Had Roan aimed a little to the right, he might have struck
the command sector of the Kotaran vessel. But he veered away from the laser
cannons even in his suicidal charge. Thus, when the human trawler struck the
Hanyek
it did so near its starboard
engine. Roan would discover this later, because during the collision he closed
his eyes right as the wing of the Kotaran ship disappeared from the viewscreen.
A hellish scrape and a violent shaking reverberated throughout the ship.

When Roan opened his eyes, he was surprised to find himself
still alive. The relief was temporary, because the sensors and warning lights
on the ship were shimmering like the skyline of Tokyo. No lever or button could
alleviate their pain, and the ship’s altimeter reading was dropping fast.
Grateful that he’d survived his own game of chicken, Roan did all he could to
steer the ship so that it was right-side up when it crash-landed.
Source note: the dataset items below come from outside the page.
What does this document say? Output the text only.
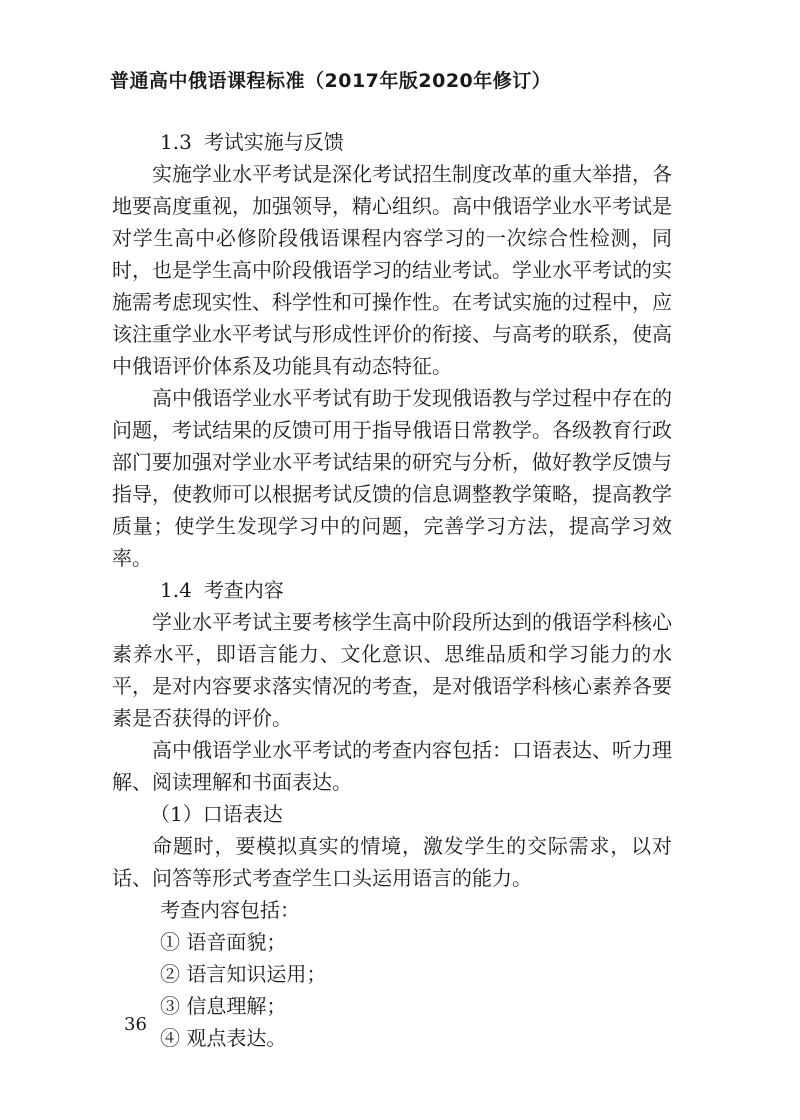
普通高中俄语课程标准（2017年版2020年修订）

1.3 考试实施与反馈

实施学业水平考试是深化考试招生制度改革的重大举措，各地要高度重视，加强领导，精心组织。高中俄语学业水平考试是对学生高中必修阶段俄语课程内容学习的一次综合性检测，同时，也是学生高中阶段俄语学习的结业考试。学业水平考试的实施需考虑现实性、科学性和可操作性。在考试实施的过程中，应该注重学业水平考试与形成性评价的衔接、与高考的联系，使高中俄语评价体系及功能具有动态特征。

高中俄语学业水平考试有助于发现俄语教与学过程中存在的问题，考试结果的反馈可用于指导俄语日常教学。各级教育行政部门要加强对学业水平考试结果的研究与分析，做好教学反馈与指导，使教师可以根据考试反馈的信息调整教学策略，提高教学质量；使学生发现学习中的问题，完善学习方法，提高学习效率。

1.4 考查内容

学业水平考试主要考核学生高中阶段所达到的俄语学科核心素养水平，即语言能力、文化意识、思维品质和学习能力的水平，是对内容要求落实情况的考查，是对俄语学科核心素养各要素是否获得的评价。

高中俄语学业水平考试的考查内容包括：口语表达、听力理解、阅读理解和书面表达。

（1）口语表达

命题时，要模拟真实的情境，激发学生的交际需求，以对话、问答等形式考查学生口头运用语言的能力。

考查内容包括：

① 语音面貌；

② 语言知识运用；

③ 信息理解；

④ 观点表达。

36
No more glib remarks, no more shouts from Duvurn. This was
terror at its utmost, their last avenue of escape dashed by their pursuers and
sending them to the surface like a meteor. There was a clearing ahead, a
pasture scene that might have been from Roan’s ancestral homeland, the
California he saw in pictures. Roan smiled at the thought, not focusing on the three
seconds separating being airborne from not.
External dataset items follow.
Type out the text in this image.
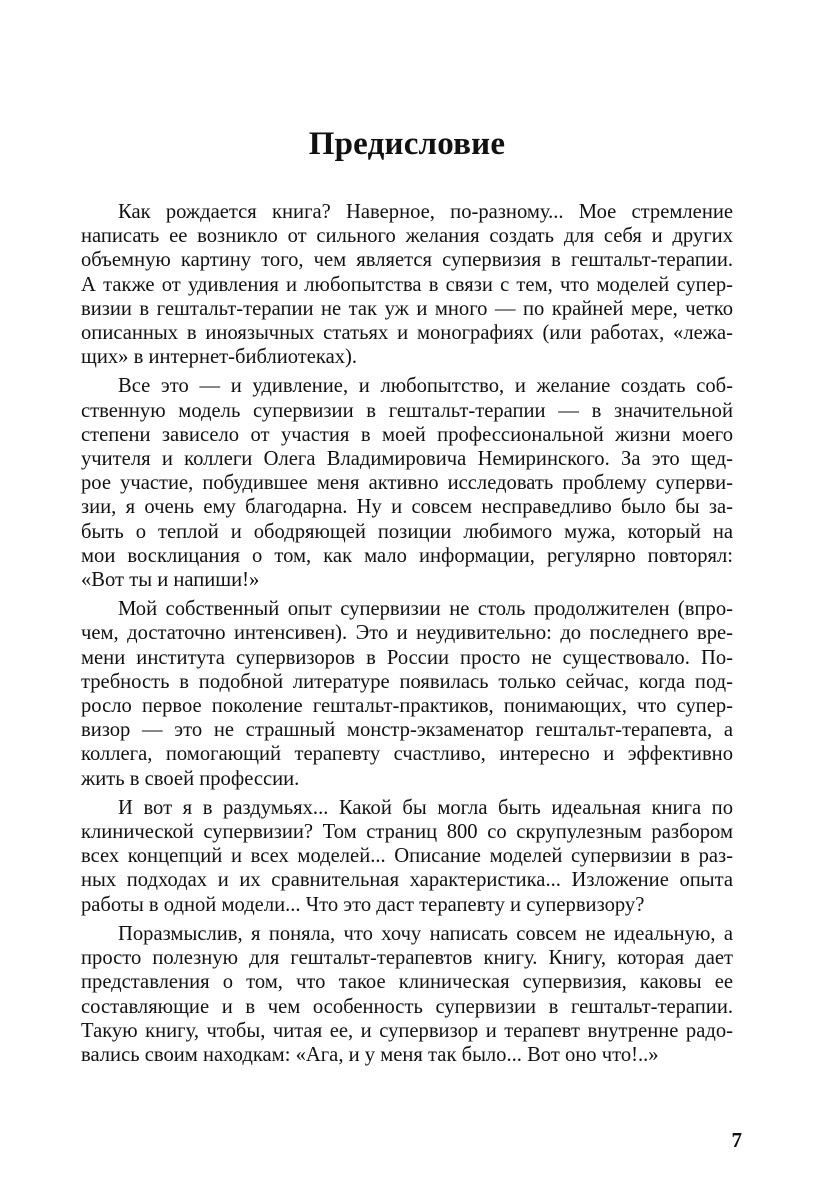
Предисловие

Как рождается книга? Наверное, по-разному... Мое стремление
написать ее возникло от сильного желания создать для себя и других
объемную картину того, чем является супервизия в гештальт-терапии.
А также от удивления и любопытства в связи с тем, что моделей супер-
визии в гештальт-терапии не так уж и много — по крайней мере, четко
описанных в иноязычных статьях и монографиях (или работах, «лежа-
щих» в интернет-библиотеках).

Все это — и удивление, и любопытство, и желание создать соб-
ственную модель супервизии в гештальт-терапии — в значительной
степени зависело от участия в моей профессиональной жизни моего
учителя и коллеги Олега Владимировича Немиринского. За это щед-
рое участие, побудившее меня активно исследовать проблему суперви-
зии, я очень ему благодарна. Ну и совсем несправедливо было бы за-
быть о теплой и ободряющей позиции любимого мужа, который на
мои восклицания о том, как мало информации, регулярно повторял:
«Вот ты и напиши!»

Мой собственный опыт супервизии не столь продолжителен (впро-
чем, достаточно интенсивен). Это и неудивительно: до последнего вре-
мени института супервизоров в России просто не существовало. По-
требность в подобной литературе появилась только сейчас, когда под-
росло первое поколение гештальт-практиков, понимающих, что супер-
визор — это не страшный монстр-экзаменатор гештальт-терапевта, а
коллега, помогающий терапевту счастливо, интересно и эффективно
жить в своей профессии.

И вот я в раздумьях... Какой бы могла быть идеальная книга по
клинической супервизии? Том страниц 800 со скрупулезным разбором
всех концепций и всех моделей... Описание моделей супервизии в раз-
ных подходах и их сравнительная характеристика... Изложение опыта
работы в одной модели... Что это даст терапевту и супервизору?

Поразмыслив, я поняла, что хочу написать совсем не идеальную, а
просто полезную для гештальт-терапевтов книгу. Книгу, которая дает
представления о том, что такое клиническая супервизия, каковы ее
составляющие и в чем особенность супервизии в гештальт-терапии.
Такую книгу, чтобы, читая ее, и супервизор и терапевт внутренне радо-
вались своим находкам: «Ага, и у меня так было... Вот оно что!..»

7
By the grace of the gods the ship met the planet belly-down.

 
There were
enough emergency stabilization procedures on the ship’s thrusters to keep it
from tumbling and spinning as it impacted. However, that didn’t mean the crash
was a landing—the lights went out and sparks flew as the belly scraped
the ground, and the whining of the hull indicated a good part of the exterior
had been shorn off. They drifted across the green for a few seconds, then came
to a halt before a cluster of trees.

A chair had fallen across Roan, and he lay on the hard metal
floor of the ship. He may have been unconscious for a few minutes; he couldn’t
be sure. He did know that the rhythmic sparking of a wire compelled him to open
his eyes.
 

Roan sat up. He brushed electric ash out of his hair,
realizing his batball cap was somewhere in the rubble. His first order of
business was to search for it.

David groaned, and crawled out from under a railing that had
fallen on him. The groan directed Roan’s gaze to his hat, covered in dust near
the captain’s chair. He picked it off the ground, his priorities in order, and
put it on his head. Now to help David. He extended a hand and helped the Nyden
up. Immediately, David cupped his hand on his cranial bulb, and Roan realized
it was bleeding.

“How badly are you hurt, David?”

“Not much, I believe. But it wouldn’t be good to take any
chances.”

If they hadn’t just crashed, David would’ve suggested Moira
help them. But Roan saw the doctor was up and about, focused on gathering the
survivors. And then once all were accounted for, they’d have to start moving
once again. The Kotarans probably had crashed, too—and the survivors were
not going to be happy.

***

 

One minute earlier, Grinek was experiencing his first moments
of terror in two months as the commandeered operations vessel sped toward the
bridge. It avoided the
Hanyek
’s
cannons but swerved to the right, striking somewhere toward the starboard wing.
He didn’t see whether it was destroyed or not, but it had surely suffered a
crippling blow with the crash. The
Hanyek
,
however, was much in the same situation.